Une intéressante analyse insiste sur la recherche d’un nombre optimum de joueurs dans un effectif, que M. Bocquet estime à 24, dont trois gardiens de but. En moyenne, un club professionnel utilise 28 joueurs par saison et son classement est fortement corrélé à la proximité de ce nombre. S’appuyant sur les données de la Premier League, on s’aperçoit que les clubs anglais utilisent environ 25 joueurs, ce qui démontre que la taille de l’effectif ne doit pas croître avec la participation aux compétitions européennes et à l’augmentation du nombre de matchs disputés qui en résulte. Le centre de formation est comparé à une structure de recherche et développement (R & D), disons dans l’industrie pharmaceutique, ce qui se justifie par l’investissement consenti par le FCL (10 % de son chiffre d’affaires) et le fait que seuls 20 % de ses joueurs signent in fine un contrat professionnel. Le football écrème donc sévèrement ses aspirants et apprentis, mais ce chiffre est tout de même largement supérieur au nombre de médicaments mis sur le marché par rapport à ceux développés en laboratoire (environ un sur mille). Mais la performance sportive est aussi corrélée à la masse salariale, idéalement fixée à environ 50 % du chiffre d’affaires du club, ou à la valeur de l’effectif (pouvant être mesurée sur un site Internet comme Transfermarkt). L’augmentation des recettes (billetterie, merchandising, marketing) permet la croissance vertueuse de cet indicateur, comme l’a démontré Paris St-Germain ces dernières années.
L’identité du club est aussi justement mise en avant comme facteur de succès. La culture locale est largement utilisée dans les vidéos du FCL pour créer une identification du club à la population locale, ainsi que le passé du club et les personnalités emblématiques, trop souvent mises en retrait en France. Les jeunes joueurs issus de la région permettent l’identification du public local. Enfin, le travail sur l’expérience client est mis en avant avec des initiatives tendant à fidéliser et à contenter les spectateurs. M. Bocquet insiste sur l’habillage du stade aux couleurs du club et explique son choix de préférer des traiteurs locaux aux grands acteurs du secteur, certes en réduisant le chiffre d’affaires qui en était tiré, mais surtout en obtenant des résultats très positifs aux enquêtes de satisfaction réalisées sur ce poste au stade du Moustoir.

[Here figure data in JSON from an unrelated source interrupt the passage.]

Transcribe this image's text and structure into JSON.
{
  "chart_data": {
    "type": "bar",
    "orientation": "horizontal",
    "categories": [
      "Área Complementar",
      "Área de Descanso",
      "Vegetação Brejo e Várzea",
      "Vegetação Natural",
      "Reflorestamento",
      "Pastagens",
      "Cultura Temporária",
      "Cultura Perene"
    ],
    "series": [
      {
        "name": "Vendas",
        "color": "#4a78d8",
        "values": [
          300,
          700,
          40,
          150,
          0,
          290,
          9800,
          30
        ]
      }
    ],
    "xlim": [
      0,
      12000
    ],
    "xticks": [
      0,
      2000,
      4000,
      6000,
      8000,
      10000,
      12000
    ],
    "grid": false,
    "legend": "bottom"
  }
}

Malgré un titre un peu racoleur et qui ne met pas son livre en valeur, Fabrice Bocquet tire un bilan intéressant de son expérience dans le football et nous propose une analyse facilement transposable dans de nombreuses structures similaires. Le message qu’on y retrouve en filigrane est un regret de ne pas voir des outils marketing plutôt basiques (mais efficaces) mis en œuvre dans les clubs de football professionnels français. La montée en gamme des qualifications des équipes chargées de ce secteur est une piste à suivre pour améliorer le potentiel décrit par Fabrice Bocquet.